Age 35 is not an expiration date on your beauty or your worth. It doesn’t matter if every single human alive believes this. It’s your job to cast this notion out forever.

If you want to build a life with a partner, and have a more satisfying career, and maybe have children, you need to treat yourself like a treasured child starting today.

Yeah, now that she’s 35 she should act like she’s a princess and pretend to be a child. Makes sense.

Learn to treat yourself the way a loving older parent would. Tell yourself: This reckoning serves a purpose. Your traveling served a purpose. Your moving served a purpose.
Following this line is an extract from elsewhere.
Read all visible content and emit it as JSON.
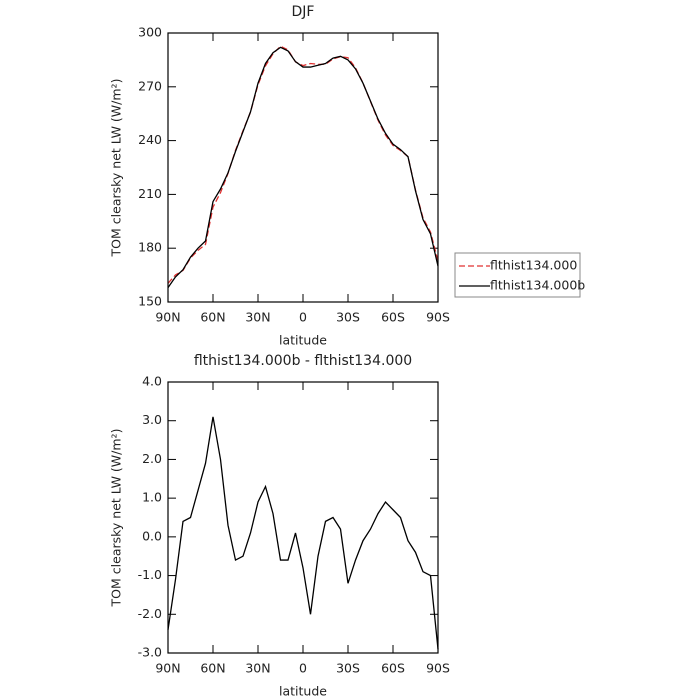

You’re sitting on a pile of gold that you earned through your own hard work, you just can’t see it yet. You can’t see it because you’re blinded by your shame.

The poor slut is aware that all of that served a purpose, Heather. She wrote to you to complain about that purpose.

If you look at it from the correct angle, you can almost feel sorry for these soulless, bloodsucking monsters called “women.” You gotta watch that.